И они помчались — сперва берегом Яузы, потом Зачатьевской улицей, потом уже черт их знает какими, в темноте и впопыхах неразличимыми улицами, вправо-влево перед рогатками поворачивая, а сзади все бухали сапоги приказчиков и раздавалось: «Держи вора!» Сперва за приказчиками держались и собаки, солидно, без злобы потявкивая, потом, слава Богу, отстали: если свои за своими бегают, стоит ли стараться? А как перебежишь границу своих владений, тут чужие псы могут и таску дать… Мешок на спине у Ваньки налился свинцом, в груди свистело и хрипело, из последних сил он наддал, поравнялся с Гнусом:
— Веди… куда бы… сбросить…
— К Яузе?
— Не пойдет — найдут… Думай…
— Знаю место получше… Великая тина… Прямо за углом!
— Наддай жару, ребята! Немного осталось!
Повернули, воздух сипло заглатывая, за угол, а тут и Ванька узнал место — знаменитое на всю Москву озеро грязи у Чернышева моста через Яузу.
— Топи поклажу, ребята! Хоронись под мост!
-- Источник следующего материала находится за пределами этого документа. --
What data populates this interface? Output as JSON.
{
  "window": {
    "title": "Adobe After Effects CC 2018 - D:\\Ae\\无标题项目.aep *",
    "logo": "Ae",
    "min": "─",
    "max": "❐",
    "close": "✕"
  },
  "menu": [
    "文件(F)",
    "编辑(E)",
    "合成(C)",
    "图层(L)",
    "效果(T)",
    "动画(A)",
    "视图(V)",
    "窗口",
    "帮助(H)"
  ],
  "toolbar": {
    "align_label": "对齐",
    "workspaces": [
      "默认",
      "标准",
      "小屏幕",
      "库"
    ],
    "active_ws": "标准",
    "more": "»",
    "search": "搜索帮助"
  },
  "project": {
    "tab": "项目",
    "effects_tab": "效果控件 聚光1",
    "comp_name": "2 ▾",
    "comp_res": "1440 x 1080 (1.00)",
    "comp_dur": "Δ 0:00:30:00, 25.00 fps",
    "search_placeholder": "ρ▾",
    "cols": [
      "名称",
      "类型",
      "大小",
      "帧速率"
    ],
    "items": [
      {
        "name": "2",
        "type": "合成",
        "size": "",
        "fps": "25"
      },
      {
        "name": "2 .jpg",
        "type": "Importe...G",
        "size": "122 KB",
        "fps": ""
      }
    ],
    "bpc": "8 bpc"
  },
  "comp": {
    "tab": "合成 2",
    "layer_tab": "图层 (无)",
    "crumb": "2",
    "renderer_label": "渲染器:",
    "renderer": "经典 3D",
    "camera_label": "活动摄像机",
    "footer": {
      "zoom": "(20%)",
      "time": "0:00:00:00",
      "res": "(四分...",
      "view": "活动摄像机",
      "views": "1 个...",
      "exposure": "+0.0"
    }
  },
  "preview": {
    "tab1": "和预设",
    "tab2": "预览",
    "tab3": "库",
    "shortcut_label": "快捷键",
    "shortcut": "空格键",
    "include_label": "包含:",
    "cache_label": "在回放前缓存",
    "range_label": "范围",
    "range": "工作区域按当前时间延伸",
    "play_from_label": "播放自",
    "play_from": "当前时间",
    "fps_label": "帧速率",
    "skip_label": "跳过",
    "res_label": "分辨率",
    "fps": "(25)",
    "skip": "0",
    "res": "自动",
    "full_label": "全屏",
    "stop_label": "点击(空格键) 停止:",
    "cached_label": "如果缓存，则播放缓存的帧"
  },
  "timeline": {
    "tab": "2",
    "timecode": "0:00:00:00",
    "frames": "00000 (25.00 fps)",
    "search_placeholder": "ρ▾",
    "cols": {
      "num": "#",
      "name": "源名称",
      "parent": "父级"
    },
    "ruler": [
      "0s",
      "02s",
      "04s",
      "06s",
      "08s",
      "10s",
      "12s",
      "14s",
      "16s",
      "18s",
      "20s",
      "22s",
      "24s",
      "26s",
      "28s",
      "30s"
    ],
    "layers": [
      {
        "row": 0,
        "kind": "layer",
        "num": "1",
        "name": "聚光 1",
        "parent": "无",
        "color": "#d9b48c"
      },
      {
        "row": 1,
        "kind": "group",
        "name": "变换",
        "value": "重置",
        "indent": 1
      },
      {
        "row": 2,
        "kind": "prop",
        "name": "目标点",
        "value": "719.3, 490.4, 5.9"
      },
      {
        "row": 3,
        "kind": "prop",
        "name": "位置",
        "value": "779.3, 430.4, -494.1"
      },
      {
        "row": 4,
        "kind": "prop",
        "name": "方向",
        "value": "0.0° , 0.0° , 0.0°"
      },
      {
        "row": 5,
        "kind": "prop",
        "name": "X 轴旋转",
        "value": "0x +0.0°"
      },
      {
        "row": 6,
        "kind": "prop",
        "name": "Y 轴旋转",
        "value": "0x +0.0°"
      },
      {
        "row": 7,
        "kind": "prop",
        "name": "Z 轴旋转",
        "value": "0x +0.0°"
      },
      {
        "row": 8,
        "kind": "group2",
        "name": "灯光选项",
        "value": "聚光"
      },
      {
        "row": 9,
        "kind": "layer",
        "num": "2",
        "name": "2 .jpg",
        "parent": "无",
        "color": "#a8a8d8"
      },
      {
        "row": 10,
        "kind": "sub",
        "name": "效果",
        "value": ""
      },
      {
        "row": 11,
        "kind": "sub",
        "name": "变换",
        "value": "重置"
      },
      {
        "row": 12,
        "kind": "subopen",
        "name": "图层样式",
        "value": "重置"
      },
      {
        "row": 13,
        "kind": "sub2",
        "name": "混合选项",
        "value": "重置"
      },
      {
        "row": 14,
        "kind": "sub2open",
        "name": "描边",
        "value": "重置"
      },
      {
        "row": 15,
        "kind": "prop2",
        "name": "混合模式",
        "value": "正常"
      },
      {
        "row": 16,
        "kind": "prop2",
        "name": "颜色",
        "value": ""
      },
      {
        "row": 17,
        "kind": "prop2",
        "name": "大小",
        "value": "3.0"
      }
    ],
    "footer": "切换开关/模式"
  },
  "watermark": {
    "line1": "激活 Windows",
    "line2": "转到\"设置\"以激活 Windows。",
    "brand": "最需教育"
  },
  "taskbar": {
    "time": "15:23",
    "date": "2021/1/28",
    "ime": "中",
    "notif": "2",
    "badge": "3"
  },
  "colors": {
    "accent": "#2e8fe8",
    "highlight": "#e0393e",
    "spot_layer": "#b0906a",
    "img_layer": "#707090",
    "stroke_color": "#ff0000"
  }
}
Вековая грязь, хлюпнув, поглотила мешки. У Ваньки словно крылья за спиной выросли, и он одним прыжком укрылся в спасительную темень за береговым откосом. Из-под моста тяжко воняло, приглушенно ругнулся Плачинда, попав, небось, в дерьмо. Над головой протопали сапоги приказчиков. Ванька не шевелился, пока топот и крики не стихли. Тихонько свистнул.
Когда все собрались вокруг него, сказал:
— Сейчас искать не будем. Уходим отседова.
— И то, — поддержал Гнус. — Вернуться сможем, когда завгодно.
— Вернемся нынче же до света. Кто знает поблизости хорошую конюшню?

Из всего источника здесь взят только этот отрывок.